At this point a word of solution on the "blocking" of the pain message. Plainly one would assume that by blocking the impulse the inpatient runs risk of real injury yet it would not be perceived. That is not the case with controlled electrical input from a device. The number of electrical stimulus in the painful area is produced based upon the existing level of pain at the time the electrical stimulus is set up. If the electrical stimulus is too great then that stimulus itself will cause the inpatient to have pain. The inpatient would react by Plainly saying that the electricity is now painful so the level of the intensity would be lowered so the inpatient experiences no pain. If after the electrical stimulus is set up and the inpatient now has a new injury then the pain stimulus from the new injury will override the existing settings and the new painful stimulus will override and the new injury will be just that, a more noteworthy stimulus that is transmitted to the brain and the inpatient knows of a new injury and the body reacts accordingly. This is most common in the use of electrical devices for athletes. A football player wearing a unit while a game who has suffered a "hip pointer" or "sprained ankle" would still feel any new injury or stimulus such as re-injuring the ankle. The pain from the new injury is perceived, not overridden by the electrical device.
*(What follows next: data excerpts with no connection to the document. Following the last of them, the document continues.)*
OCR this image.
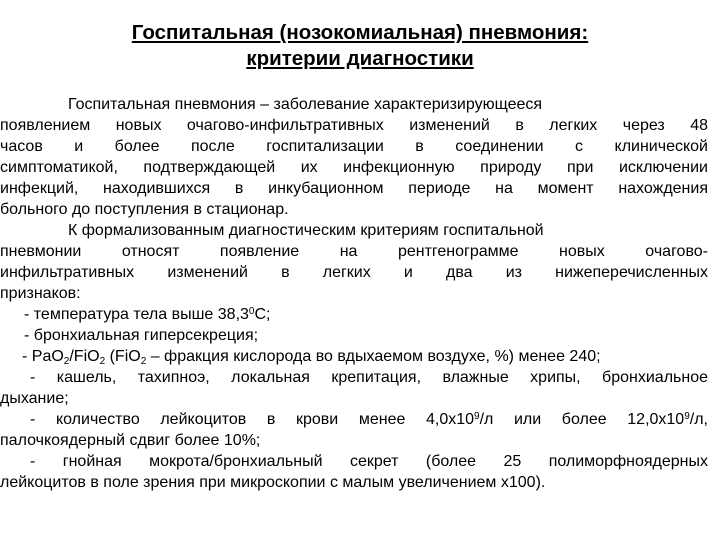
Госпитальная (нозокомиальная) пневмония:
критерии диагностики
Госпитальная пневмония – заболевание характеризирующееся
появлением новых очагово-инфильтративных изменений в легких через 48
часов и более после госпитализации в соединении с клинической
симптоматикой, подтверждающей их инфекционную природу при исключении
инфекций, находившихся в инкубационном периоде на момент нахождения
больного до поступления в стационар.
К формализованным диагностическим критериям госпитальной
пневмонии относят появление на рентгенограмме новых очагово-
инфильтративных изменений в легких и два из нижеперечисленных
признаков:
- температура тела выше 38,3$^0$С;
- бронхиальная гиперсекреция;
- PaO$_2$/FiO$_2$ (FiO$_2$ – фракция кислорода во вдыхаемом воздухе, %) менее 240;
- кашель, тахипноэ, локальная крепитация, влажные хрипы, бронхиальное
дыхание;
- количество лейкоцитов в крови менее $4,0х10^9/л$ или более $12,0х10^9/л$,
палочкоядерный сдвиг более 10%;
- гнойная мокрота/бронхиальный секрет (более 25 полиморфноядерных
лейкоцитов в поле зрения при микроскопии с малым увеличением х100).
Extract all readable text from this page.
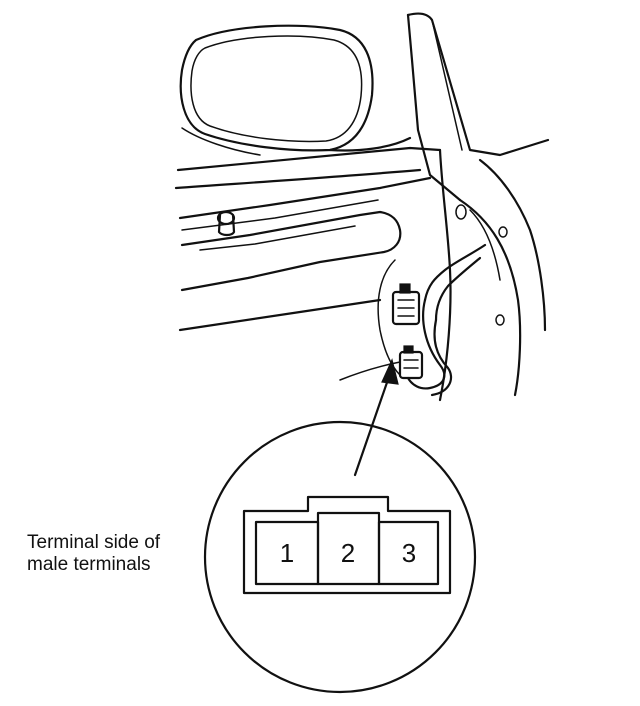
1 2 3
Terminal side of
male terminals
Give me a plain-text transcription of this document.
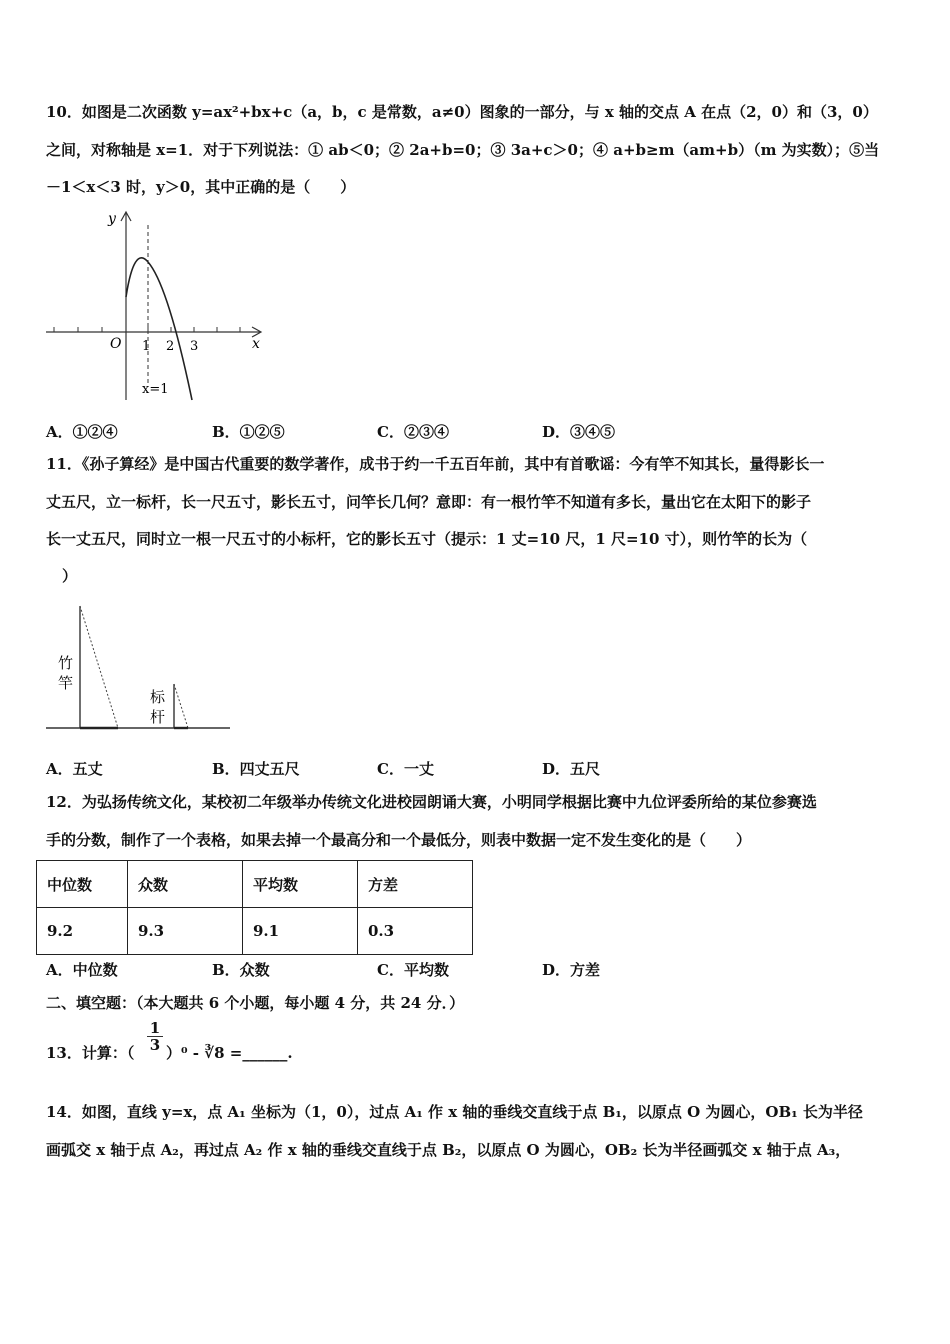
10．如图是二次函数 y=ax²+bx+c（a，b，c 是常数，a≠0）图象的一部分，与 x 轴的交点 A 在点（2，0）和（3，0）
之间，对称轴是 x=1．对于下列说法：① ab＜0；② 2a+b=0；③ 3a+c＞0；④ a+b≥m（am+b）（m 为实数）；⑤当
－1＜x＜3 时，y＞0，其中正确的是（　　）
y
x
O 1 2 3
x=1
A．①②④	B．①②⑤	C．②③④	D．③④⑤
11．《孙子算经》是中国古代重要的数学著作，成书于约一千五百年前，其中有首歌谣：今有竿不知其长，量得影长一
丈五尺，立一标杆，长一尺五寸，影长五寸，问竿长几何？意即：有一根竹竿不知道有多长，量出它在太阳下的影子
长一丈五尺，同时立一根一尺五寸的小标杆，它的影长五寸（提示：1 丈=10 尺，1 尺=10 寸），则竹竿的长为（
）
竹
竿
标
杆
A．五丈	B．四丈五尺	C．一丈	D．五尺
12．为弘扬传统文化，某校初二年级举办传统文化进校园朗诵大赛，小明同学根据比赛中九位评委所给的某位参赛选
手的分数，制作了一个表格，如果去掉一个最高分和一个最低分，则表中数据一定不发生变化的是（　　）
中位数	众数	平均数	方差
9.2	9.3	9.1	0.3
A．中位数	B．众数	C．平均数	D．方差
二、填空题：（本大题共 6 个小题，每小题 4 分，共 24 分．）
13．计算：（
1
3 ）⁰ - ∛8 =______.
14．如图，直线 y=x，点 A₁ 坐标为（1，0），过点 A₁ 作 x 轴的垂线交直线于点 B₁，以原点 O 为圆心，OB₁ 长为半径
画弧交 x 轴于点 A₂，再过点 A₂ 作 x 轴的垂线交直线于点 B₂，以原点 O 为圆心，OB₂ 长为半径画弧交 x 轴于点 A₃，
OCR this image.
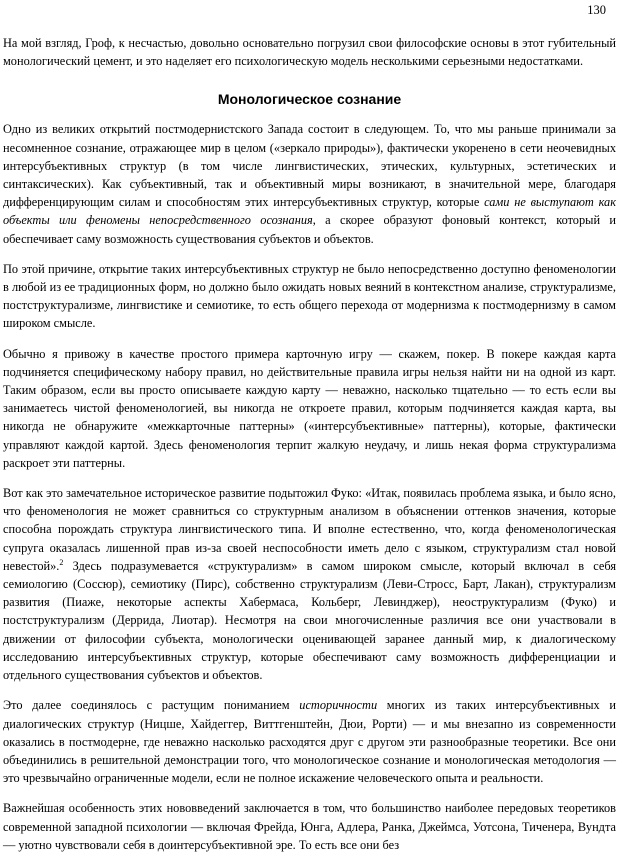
130

На мой взгляд, Гроф, к несчастью, довольно основательно погрузил свои философские основы в этот губительный монологический цемент, и это наделяет его психологическую модель несколькими серьезными недостатками.

Монологическое сознание

Одно из великих открытий постмодернистского Запада состоит в следующем. То, что мы раньше принимали за несомненное сознание, отражающее мир в целом («зеркало природы»), фактически укоренено в сети неочевидных интерсубъективных структур (в том числе лингвистических, этических, культурных, эстетических и синтаксических). Как субъективный, так и объективный миры возникают, в значительной мере, благодаря дифференцирующим силам и способностям этих интерсубъективных структур, которые сами не выступают как объекты или феномены непосредственного осознания, а скорее образуют фоновый контекст, который и обеспечивает саму возможность существования субъектов и объектов.

По этой причине, открытие таких интерсубъективных структур не было непосредственно доступно феноменологии в любой из ее традиционных форм, но должно было ожидать новых веяний в контекстном анализе, структурализме, постструктурализме, лингвистике и семиотике, то есть общего перехода от модернизма к постмодернизму в самом широком смысле.

Обычно я привожу в качестве простого примера карточную игру — скажем, покер. В покере каждая карта подчиняется специфическому набору правил, но действительные правила игры нельзя найти ни на одной из карт. Таким образом, если вы просто описываете каждую карту — неважно, насколько тщательно — то есть если вы занимаетесь чистой феноменологией, вы никогда не откроете правил, которым подчиняется каждая карта, вы никогда не обнаружите «межкарточные паттерны» («интерсубъективные» паттерны), которые, фактически управляют каждой картой. Здесь феноменология терпит жалкую неудачу, и лишь некая форма структурализма раскроет эти паттерны.

Вот как это замечательное историческое развитие подытожил Фуко: «Итак, появилась проблема языка, и было ясно, что феноменология не может сравниться со структурным анализом в объяснении оттенков значения, которые способна порождать структура лингвистического типа. И вполне естественно, что, когда феноменологическая супруга оказалась лишенной прав из-за своей неспособности иметь дело с языком, структурализм стал новой невестой».$^2$ Здесь подразумевается «структурализм» в самом широком смысле, который включал в себя семиологию (Соссюр), семиотику (Пирс), собственно структурализм (Леви-Стросс, Барт, Лакан), структурализм развития (Пиаже, некоторые аспекты Хабермаса, Кольберг, Левинджер), неоструктурализм (Фуко) и постструктурализм (Деррида, Лиотар). Несмотря на свои многочисленные различия все они участвовали в движении от философии субъекта, монологически оценивающей заранее данный мир, к диалогическому исследованию интерсубъективных структур, которые обеспечивают саму возможность дифференциации и отдельного существования субъектов и объектов.

Это далее соединялось с растущим пониманием историчности многих из таких интерсубъективных и диалогических структур (Ницше, Хайдеггер, Виттгенштейн, Дюи, Рорти) — и мы внезапно из современности оказались в постмодерне, где неважно насколько расходятся друг с другом эти разнообразные теоретики. Все они объединились в решительной демонстрации того, что монологическое сознание и монологическая методология — это чрезвычайно ограниченные модели, если не полное искажение человеческого опыта и реальности.

Важнейшая особенность этих нововведений заключается в том, что большинство наиболее передовых теоретиков современной западной психологии — включая Фрейда, Юнга, Адлера, Ранка, Джеймса, Уотсона, Тиченера, Вундта — уютно чувствовали себя в доинтерсубъективной эре. То есть все они без
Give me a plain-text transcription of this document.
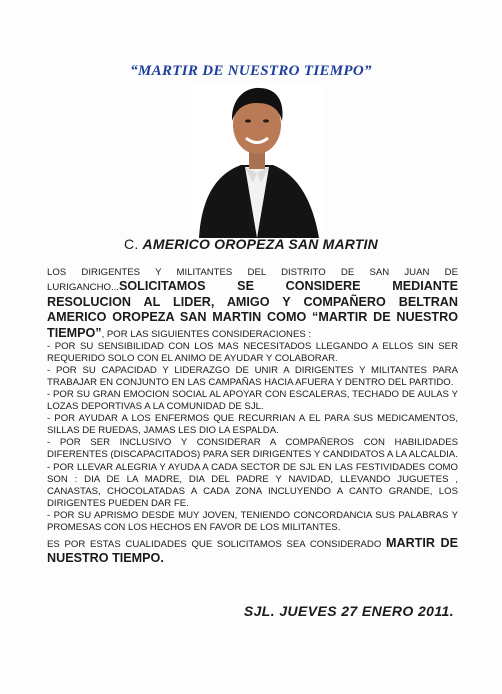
“MARTIR DE NUESTRO TIEMPO”
C. AMERICO OROPEZA SAN MARTIN

LOS DIRIGENTES Y MILITANTES DEL DISTRITO DE SAN JUAN DE LURIGANCHO...SOLICITAMOS SE CONSIDERE MEDIANTE RESOLUCION AL LIDER, AMIGO Y COMPAÑERO BELTRAN AMERICO OROPEZA SAN MARTIN COMO “MARTIR DE NUESTRO TIEMPO”, POR LAS SIGUIENTES CONSIDERACIONES :

- POR SU SENSIBILIDAD CON LOS MAS NECESITADOS LLEGANDO A ELLOS SIN SER REQUERIDO SOLO CON EL ANIMO DE AYUDAR Y COLABORAR.

- POR SU CAPACIDAD Y LIDERAZGO DE UNIR A DIRIGENTES Y MILITANTES PARA TRABAJAR EN CONJUNTO EN LAS CAMPAÑAS HACIA AFUERA Y DENTRO DEL PARTIDO.

- POR SU GRAN EMOCION SOCIAL AL APOYAR CON ESCALERAS, TECHADO DE AULAS Y LOZAS DEPORTIVAS A LA COMUNIDAD DE SJL.

- POR AYUDAR A LOS ENFERMOS QUE RECURRIAN A EL PARA SUS MEDICAMENTOS, SILLAS DE RUEDAS, JAMAS LES DIO LA ESPALDA.

- POR SER INCLUSIVO Y CONSIDERAR A COMPAÑEROS CON HABILIDADES DIFERENTES (DISCAPACITADOS) PARA SER DIRIGENTES Y CANDIDATOS A LA ALCALDIA.

- POR LLEVAR ALEGRIA Y AYUDA A CADA SECTOR DE SJL EN LAS FESTIVIDADES COMO SON : DIA DE LA MADRE, DIA DEL PADRE Y NAVIDAD, LLEVANDO JUGUETES , CANASTAS, CHOCOLATADAS A CADA ZONA INCLUYENDO A CANTO GRANDE, LOS DIRIGENTES PUEDEN DAR FE.

- POR SU APRISMO DESDE MUY JOVEN, TENIENDO CONCORDANCIA SUS PALABRAS Y PROMESAS CON LOS HECHOS EN FAVOR DE LOS MILITANTES.

ES POR ESTAS CUALIDADES QUE SOLICITAMOS SEA CONSIDERADO MARTIR DE NUESTRO TIEMPO.

SJL. JUEVES 27 ENERO 2011.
Devices to Stop The Pain Message

Listed below are the type electrical devices commonly used to stop chronic pain:

1. Tens ( Transcutaneous Electrical Nerve Stimulator ) - A small transportable gismo worn by the inpatient operating from ordinarily a 9 volt battery. gismo is worn constantly, or when pain present, and can be worn 24/7 if necessary. Characterized electrically by having range of 1 - 150 pulses per second ( Pps) of electricity. Pps Plainly means the machine comes off and on 150 times a second. Tens have no carryover pain relief which means if the unit is turned off then the pain immediately returns. Tens are covered by most insurance companies, including Medicare.

2. Interferential Unit ( If/Ifc) - Somewhat larger than a tens unit and uses electricity from a plug in Ac adaptor. The pulses per second are 8,000 - 8,150. The greater pulses per second mean an Interferential Unit can not be worn or used for any extended time period if using a battery system but needs to be plugged in to the wall. Interferential has essential carryover pain relief and often after a 20 -30 little treatment the pain will not return for hours/ days or weeks. Interferential is covered by some insurance companies when billed as durable curative tool ( Dme) but is regarded by Medicare as experimental.

3. Dorsal Column Stimulator ( Dcs) - An external gismo power source that commonly uses radio waves to forward power to the receiver which is associated to wires embedded on each side of the spinal column. This is an implant requiring surgical intervention. The stimulus often results in immediate pain relief with some carryover in positive patients. commonly the surgical operation has to be preapproved by the insurance enterprise and external devices have failed prior to the authorization of the implantation of a Dcs.

4. Deep Brain Simulator ( Dbs) - Similar to the Dcs except the wires are placed into the brain. Implant done ordinarily by a neurosurgeon and often a last resort type treatment for patients who potentially suicidal due to the severity of their chronic pain.